G. W. Grace (rechts), 1955 in Neu-Kaledonien

Leben[Bearbeiten | Quelltext bearbeiten]

George W. Grace wurde 1921 in Corinth, Mississippi geboren und wuchs als ältester von drei Söhnen an der Golfküste auf. Während des Zweiten Weltkrieges diente er als Flugnavigator und verblieb nach Kriegsende in Europa. Im Alter von 27 Jahren erreichte er an der Universität von Genf eine Licence en science politique und kehrte danach in die USA zurück.

Obwohl er keinen anthropologischen Abschluss hatte, arbeitete er als Junior Research Anthropologist an der Universität of California in Berkeley. 1953 wurde er wissenschaftlicher Mitarbeiter des Tri-Instiutional Pacific Program der Universität Yale, der Universität Hawai'i und des Bernice P. Bishop Museums von Honolulu.

Im Rahmen dieses Programmes führte er von 1955 bis 1956 linguistische Feldforschung in Neu-Kaledonien, den Salomonischen Inseln und Papua-Neuguinea durch. Diese Zeit brachte ihn wohl dazu, sich den ozeanischen Sprachen zu widmen.

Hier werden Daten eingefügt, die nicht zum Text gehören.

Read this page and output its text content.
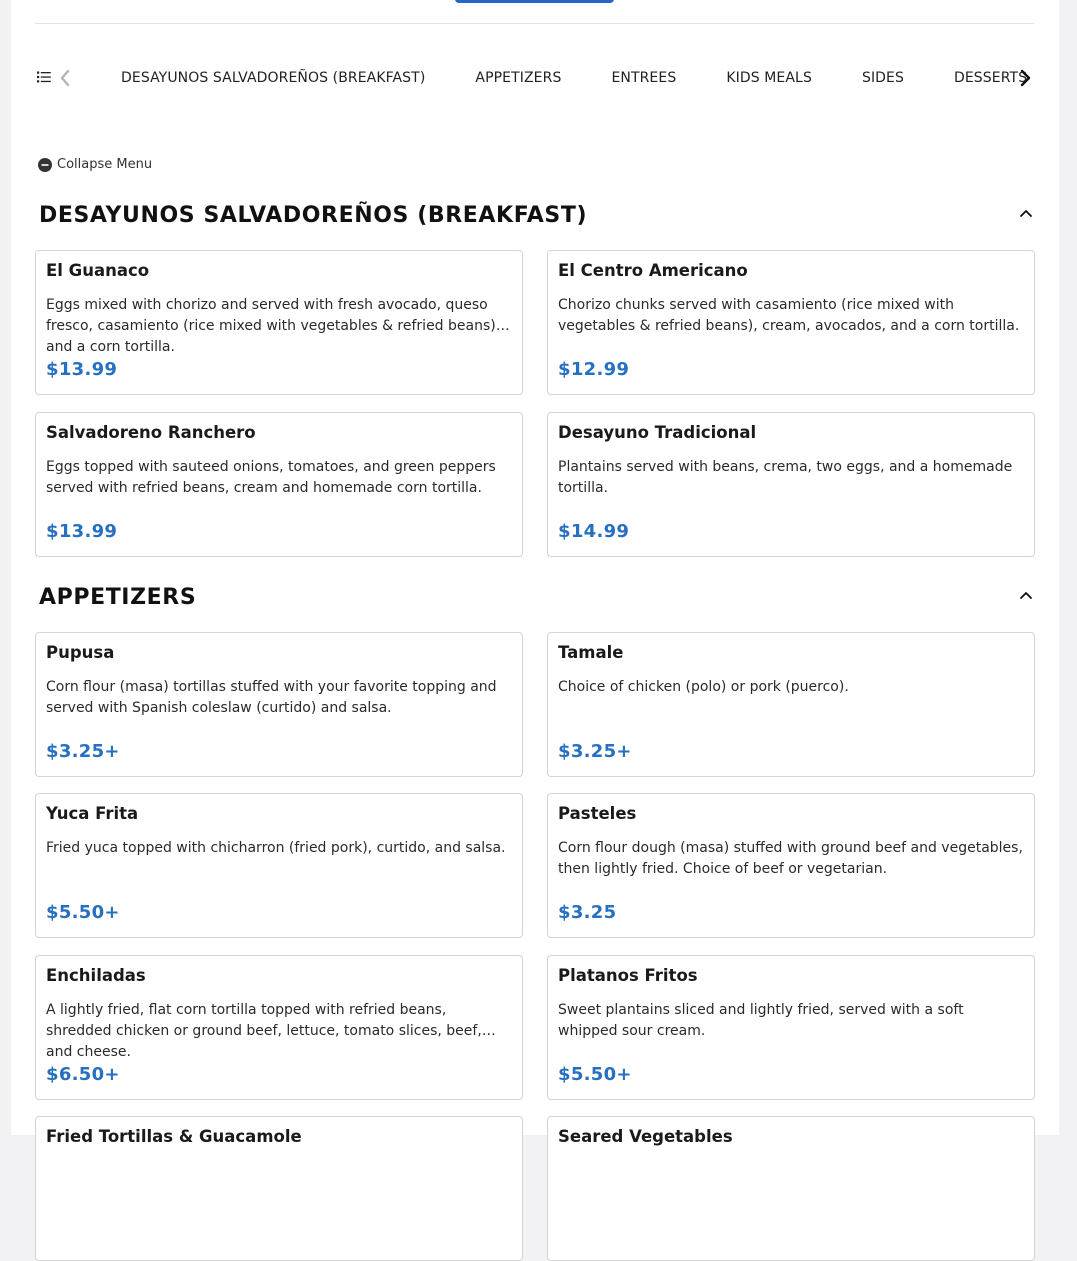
DESAYUNOS SALVADOREÑOS (BREAKFAST)	APPETIZERS	ENTREES	KIDS MEALS	SIDES	DESSERTS
Collapse Menu
DESAYUNOS SALVADOREÑOS (BREAKFAST)
El Guanaco
Eggs mixed with chorizo and served with fresh avocado, queso fresco, casamiento (rice mixed with vegetables & refried beans) and a corn tortilla.
$13.99
El Centro Americano
Chorizo chunks served with casamiento (rice mixed with vegetables & refried beans), cream, avocados, and a corn tortilla.
$12.99
Salvadoreno Ranchero
Eggs topped with sauteed onions, tomatoes, and green peppers served with refried beans, cream and homemade corn tortilla.
$13.99
Desayuno Tradicional
Plantains served with beans, crema, two eggs, and a homemade tortilla.
$14.99
APPETIZERS
Pupusa
Corn flour (masa) tortillas stuffed with your favorite topping and served with Spanish coleslaw (curtido) and salsa.
$3.25+
Tamale
Choice of chicken (polo) or pork (puerco).
$3.25+
Yuca Frita
Fried yuca topped with chicharron (fried pork), curtido, and salsa.
$5.50+
Pasteles
Corn flour dough (masa) stuffed with ground beef and vegetables, then lightly fried. Choice of beef or vegetarian.
$3.25
Enchiladas
A lightly fried, flat corn tortilla topped with refried beans, shredded chicken or ground beef, lettuce, tomato slices, beef, and cheese.
$6.50+
Platanos Fritos
Sweet plantains sliced and lightly fried, served with a soft whipped sour cream.
$5.50+
Fried Tortillas & Guacamole	Seared Vegetables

Seine Doktorarbeit The position of the Polynesian languages within the Austronesian (Malayo-Polynesian) language family beendete er 1958 unter Joseph Greenberg an der Columbia University. Dieses Werk gilt noch heute als Meilenstein in der Forschung der ozeanischen Sprachen.

Nach der Promotion arbeitete er als Assistenzprofessor am Soziologie Women’s College der Universität von North Carolina (1958–1959), an der Northwestern University (1959–1960) und an der Southern Illinois University (1960–1963). An der Southern Illinois University wurde er zum außerordentlichen Professor der Anthropologie ernannt und arbeitete in dieser Funktion von 1963 bis 1964.

1961 gründete George W. Grace das Journal Oceanic Linguistics.[1] Für dieses blieb er in den folgenden 30 Jahren (1961–1991) Herausgeber. Das Journal wurde ein primäres Forum für Publikationen zu austronesischen Sprachen und zudem für Veröffentlichungen zu australischen und Papua-Sprachen.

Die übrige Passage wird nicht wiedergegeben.